The joy of receiving comes pretty naturally to all of us doesn’t it! In light of that, we’ve focused our attention on teaching J the joy of giving. In fact J really hadn’t figured out that he would receive gifts on Christmas too… until this weekend We made shoeboxes for Operation Christmas Child, homemade cookies for teachers and neighbors, he wanted to bring stickers to his friends to the Christmas celebration at Bible Study last week, … I’ve been so proud that he is starting to think of ways to give on his own too!
Honestly, I’m learning how to teach this as I go. But I’m finding it really it isn’t as difficult as I had anticipated. We focus on the smiles on faces or the laughs we hear when we give, the way it makes someone else feel. We try to vocalize how we feel when we’re given something to add more opportunities for J to make the connection behind the purpose of giving. J is starting to notice. He came home from Bible study so excited because the other kids in his class were “so happy!” when he gave them stickers.
So this year I decided J was old enough to go shopping himself. I started with dad first, asking J what gift he wanted to give daddy for Christmas. His first response was cars and trains. Of course! Those are J’s personal favorites so why wouldn’t dad enjoy those too?
So we had a lesson on how to give gifts. Think about what the person enjoys doing. What do we see daddy excited about? This wasn’t easy for my 2 year old to grasp. But he eventually got it! I was so proud when he finally started listing things that Daddy liked and decided on the perfect gift. An orange! He was so thrilled with the idea. And it’s true, my husband loves oranges. So we took off to the store to buy an orange.

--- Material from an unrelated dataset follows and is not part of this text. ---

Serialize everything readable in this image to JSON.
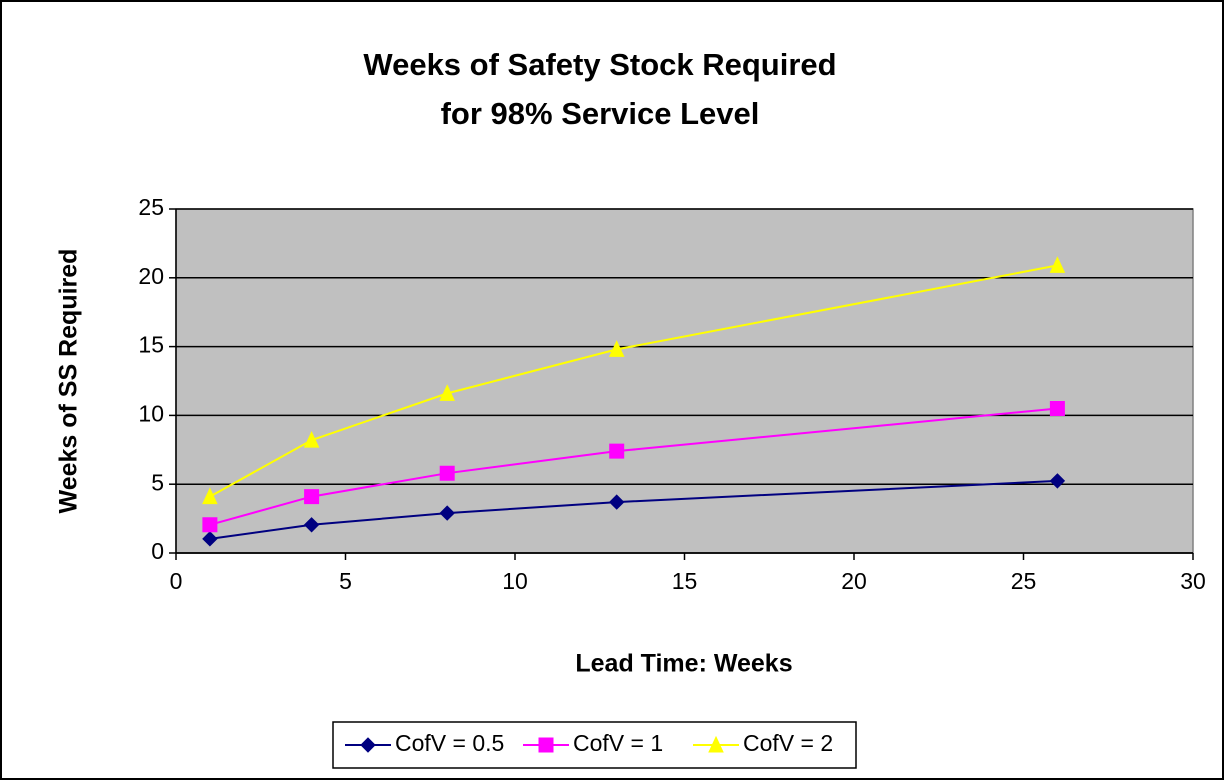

J wrapped up the orange and he placed it under the tree. J has been THRILLED with his choice and COULDN’T WAIT to give it to daddy. In fact when dad came home from work the night of our shopping trip, J ran up to him with a “Happy Birthday!!” I got you orange!!!” Obviously he’s still a bit confused. It’s a work in progress. He wanted dad to open the gift right away, but slowly caught on when I convinced him to keep it a secret until Christmas. Each day since, he has retrieved the gift for dad from under the tree and carried it around, telling me all about what’s inside. He gives it a place of honor, separate from the other gifts. It’s so cute to watch.
I love that his focus is not on the gifts for him that wait under the tree, but what he gets to give.
Today was actually our family’s day to exchange gifts. Schedules just made this most feasible instead of waiting Christmas morning (which is fine by me actually since now we can focus even more on Jesus’ birthday). J ran straight to get dad’s gift. His excitement was still there and was thrilled to see dad open (and eat) his present. Can you tell?
Tonight during our bedtime prayer, long after all gifts were opened, J of course was thankful for the gifts he received. But, I love that he wasn’t focused on just that. He also remembered in prayer, getting to give dad a gift too and how happy dad was to get his orange. I think teaching the joy of giving is a process that takes time and lots of practice. I definitely think it’s worth the effort to start working even when our kids are young.
There’s still plenty of time! Ask your little one what they would like to give their mom, dad, or grandparents for Christmas. I would suggest having this conversation before hitting the store. Encourage them to think from another’s perspective. It doesn’t have to cost much, the price of an orange can go a long way in teaching a very important lesson.
Now on to see what J wants to give the rest of the family!